Presentation Authors: Emina Kayama*, Eiji Kikuchi, Kyohei Hakozaki, Nobuyuki Tanaka, Tokyo, Japan, Gou Kaneko, Suguru Shirotake, Saitama, Japan, Yasumasa Miyazaki, Kanagawa, Japan, Shunsuke Yokomine, Saitama, Japan, Takahiro Maeda, Kanagawa, Japan, Kunimitsu Kanai, Masafumi Oyama, Saitama, Japan, Yosuke Nakajima, Satoshi Hara, Kanagawa, Japan, Tetsuo Monma, Saitama, Japan, Mototsugu Oya, Tokyo, Japan
Introduction: We conducted a retrospective study to examine whether a history of non-muscle invasive bladder cancer (NMIBC) plays a prognostic role in radical cystectomy (RC)-treated patients with cT2-T4a muscle invasive bladder cancer (MIBC) without lymph node involvement. We also evaluated whether neoadjuvant chemotherapy may be equally effective in initially diagnosed MIBC patients without a history of NMIBC (i.e. primary MIBC) and those that progressed from NMIBC (i.e. progressive MIBC).

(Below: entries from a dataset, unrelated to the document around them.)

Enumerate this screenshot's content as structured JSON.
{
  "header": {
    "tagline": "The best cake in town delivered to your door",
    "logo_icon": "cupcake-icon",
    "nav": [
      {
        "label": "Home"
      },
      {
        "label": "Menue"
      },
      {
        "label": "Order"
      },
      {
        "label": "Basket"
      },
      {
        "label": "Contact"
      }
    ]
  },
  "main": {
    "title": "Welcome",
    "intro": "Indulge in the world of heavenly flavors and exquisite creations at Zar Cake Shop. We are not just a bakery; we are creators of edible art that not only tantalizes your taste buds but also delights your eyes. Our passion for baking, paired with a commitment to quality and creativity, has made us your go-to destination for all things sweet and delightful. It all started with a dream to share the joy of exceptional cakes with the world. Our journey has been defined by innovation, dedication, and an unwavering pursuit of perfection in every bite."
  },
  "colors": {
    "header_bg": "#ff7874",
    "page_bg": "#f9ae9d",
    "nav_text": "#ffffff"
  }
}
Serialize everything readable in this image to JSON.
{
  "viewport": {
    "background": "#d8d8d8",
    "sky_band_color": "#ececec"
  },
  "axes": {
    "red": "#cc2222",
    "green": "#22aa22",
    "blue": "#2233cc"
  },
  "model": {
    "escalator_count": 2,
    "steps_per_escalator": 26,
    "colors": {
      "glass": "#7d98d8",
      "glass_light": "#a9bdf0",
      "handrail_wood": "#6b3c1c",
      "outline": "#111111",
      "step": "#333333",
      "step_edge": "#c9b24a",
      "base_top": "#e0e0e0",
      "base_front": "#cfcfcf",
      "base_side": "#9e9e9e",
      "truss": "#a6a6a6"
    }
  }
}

Methods: We identified a total of 282 patients who were diagnosed as cT2-T4aN0M0 bladder cancers, treated with open RC and were having no lymph node involvement at our institutions between 2004 and 2015. We compared the clinic-pathological characteristics and clinical outcome according to the type of MIBC (primary MIBC, N=231 vs progressive MIBC, N=51).
Results: The primary MIBC group had 48.1% of patients in cT2, 40.7% in cT3, and 11.3% in cT4, while the progressive MIBC group had 72.5% in cT2, 17.6% in cT3, and 9.8% in cT4 (p=0.004). In overall, the 5-year cancer-specific survival (CSS) rate in progressive MIBC group was 61.6%, which was significantly lower than that in primary MIBC group (76.1%, p=0.005, figure below). Progressive MIBC (Hazard Ratio; HR of 2.170, p=0.008) was independently associated with cancer death. In primary MIBC group, the 5-year CSS rate in patients treated with neoadjuvant chemotherapy was 85.4%, which was significantly higher than those without (71.5%, p=0.023) and multivariate Cox&[prime]s regression analysis revealed that pathological T3 or more, LN dissected of ≤ 8, and LVI positivity were independently associated with cancer death. In progressive MIBC group, no significantly difference on CSS was observed between patients treated with and without neoadjuvant chemotherapy and pathological T3 or more and a positive surgical margin were independently associated with cancer death.
Conclusions: MIBC progressed from NMIBC had significantly worse clinical outcome as compared to MIBC without a history of NMIBC and might have less efficacy for neoadjuvant chemotherapy. These results would be informative even for NMIBC patients treated with conservative intravesical therapy.